I don’t expect perfection from Carney, and it’s clear even just in what Carney clarified hours after my piece on the bridge deal that he is good at this. But he has the chance to be great. Carney has shown in flashes the combination of political instincts and policy ambition to be a great Prime Minister at a time this country needs one. But he also makes stupid mistakes that make that harder. That combination is why he is enthralling and infuriating in equal measure.
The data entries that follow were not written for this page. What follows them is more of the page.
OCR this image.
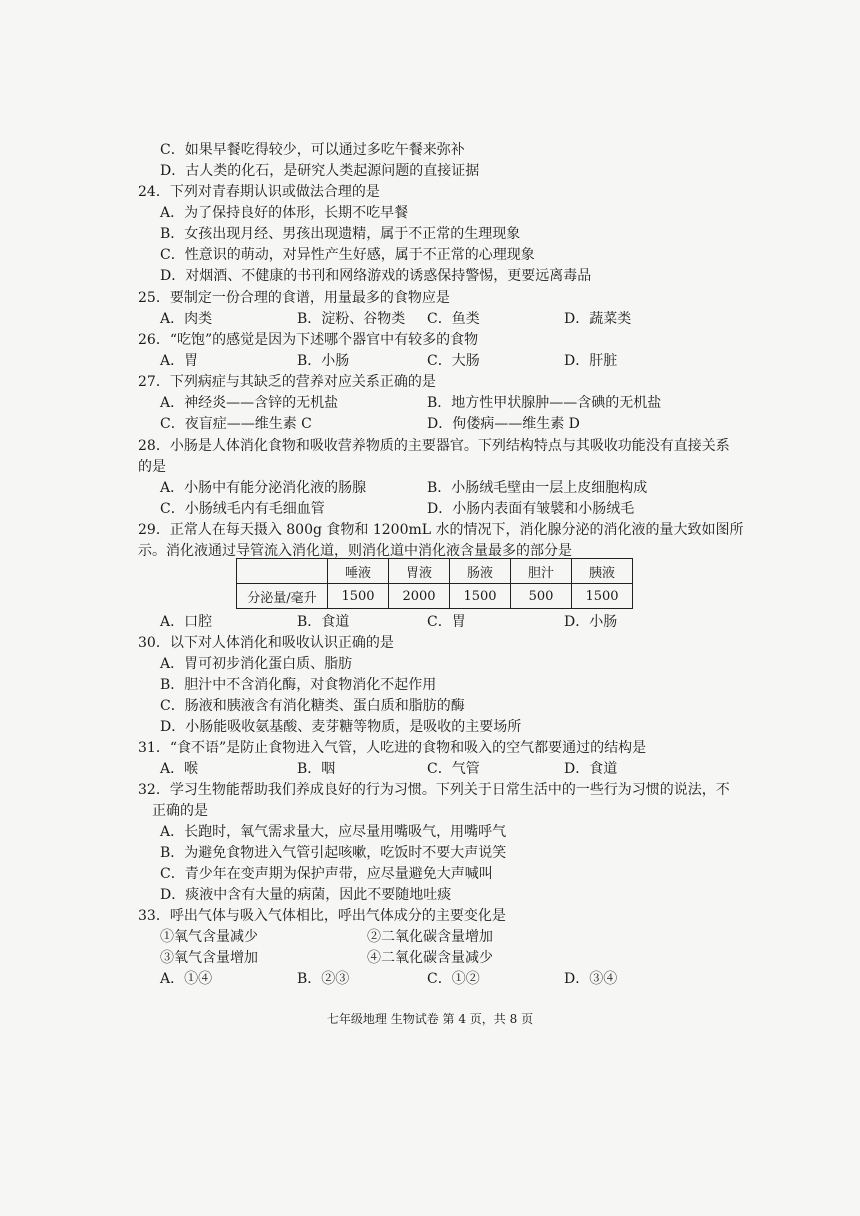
C．如果早餐吃得较少，可以通过多吃午餐来弥补
D．古人类的化石，是研究人类起源问题的直接证据
24．下列对青春期认识或做法合理的是
A．为了保持良好的体形，长期不吃早餐
B．女孩出现月经、男孩出现遗精，属于不正常的生理现象
C．性意识的萌动，对异性产生好感，属于不正常的心理现象
D．对烟酒、不健康的书刊和网络游戏的诱惑保持警惕，更要远离毒品
25．要制定一份合理的食谱，用量最多的食物应是
A．肉类	B．淀粉、谷物类	C．鱼类	D．蔬菜类
26．“吃饱”的感觉是因为下述哪个器官中有较多的食物
A．胃	B．小肠	C．大肠	D．肝脏
27．下列病症与其缺乏的营养对应关系正确的是
A．神经炎——含锌的无机盐	B．地方性甲状腺肿——含碘的无机盐
C．夜盲症——维生素 C	D．佝偻病——维生素 D
28．小肠是人体消化食物和吸收营养物质的主要器官。下列结构特点与其吸收功能没有直接关系
的是
A．小肠中有能分泌消化液的肠腺	B．小肠绒毛壁由一层上皮细胞构成
C．小肠绒毛内有毛细血管	D．小肠内表面有皱襞和小肠绒毛
29．正常人在每天摄入 800g 食物和 1200mL 水的情况下，消化腺分泌的消化液的量大致如图所
示。消化液通过导管流入消化道，则消化道中消化液含量最多的部分是
	唾液	胃液	肠液	胆汁	胰液
分泌量/毫升	1500	2000	1500	500	1500
A．口腔	B．食道	C．胃	D．小肠
30．以下对人体消化和吸收认识正确的是
A．胃可初步消化蛋白质、脂肪
B．胆汁中不含消化酶，对食物消化不起作用
C．肠液和胰液含有消化糖类、蛋白质和脂肪的酶
D．小肠能吸收氨基酸、麦芽糖等物质，是吸收的主要场所
31．“食不语”是防止食物进入气管，人吃进的食物和吸入的空气都要通过的结构是
A．喉	B．咽	C．气管	D．食道
32．学习生物能帮助我们养成良好的行为习惯。下列关于日常生活中的一些行为习惯的说法，不
正确的是
A．长跑时，氧气需求量大，应尽量用嘴吸气，用嘴呼气
B．为避免食物进入气管引起咳嗽，吃饭时不要大声说笑
C．青少年在变声期为保护声带，应尽量避免大声喊叫
D．痰液中含有大量的病菌，因此不要随地吐痰
33．呼出气体与吸入气体相比，呼出气体成分的主要变化是
①氧气含量减少	②二氧化碳含量增加
③氧气含量增加	④二氧化碳含量减少
A．①④	B．②③	C．①②	D．③④
七年级地理 生物试卷 第 4 页，共 8 页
In so many ways, Carney is to our politics what Spieth is to golf. The question is, will we view the Carney honeymoon as the aberration that 2015 was for Jordo, or will Carney find the ability to do what Spieth hasn’t since Birkdale, and consistently rally back from mistakes with moments of greatness. The country’s waiting for a leader to be great, waiting for a leader to grab us and lead us into the future with ambition. To Carney, all I’d say is what Spieth said nearly 9 years ago: Go Get That.
God knows the country needs someone to.

I like what he is doing with the world. I like that he is building up our armed forces. I like the bail reforms. I hate the tax cuts. I didn't need a $200 income tax cut. I don't see the need to cut taxes on new homes that builders will just suck up. I hope that he can get the 38 boil waters gone. I hate the lawful access stuff. I like the Chinese car thing. I hate that every one is whining about "spy cars" when every modern car already does that. I like his team. I wish him the best. I hope that I will be willing to vote liberal again next election.
I’m liking Carney. Always have. I am glad he stepped up. Can’t say I can see too many others out there that can get through this sh*t show handed to us all by the Trump administration. I think his experience and intellect is a gift for Canada right now. Read today he has more support in Alberta than Smith or Poilievre. We’ll see. My money is on him. Helps that his spouse is also brilliant.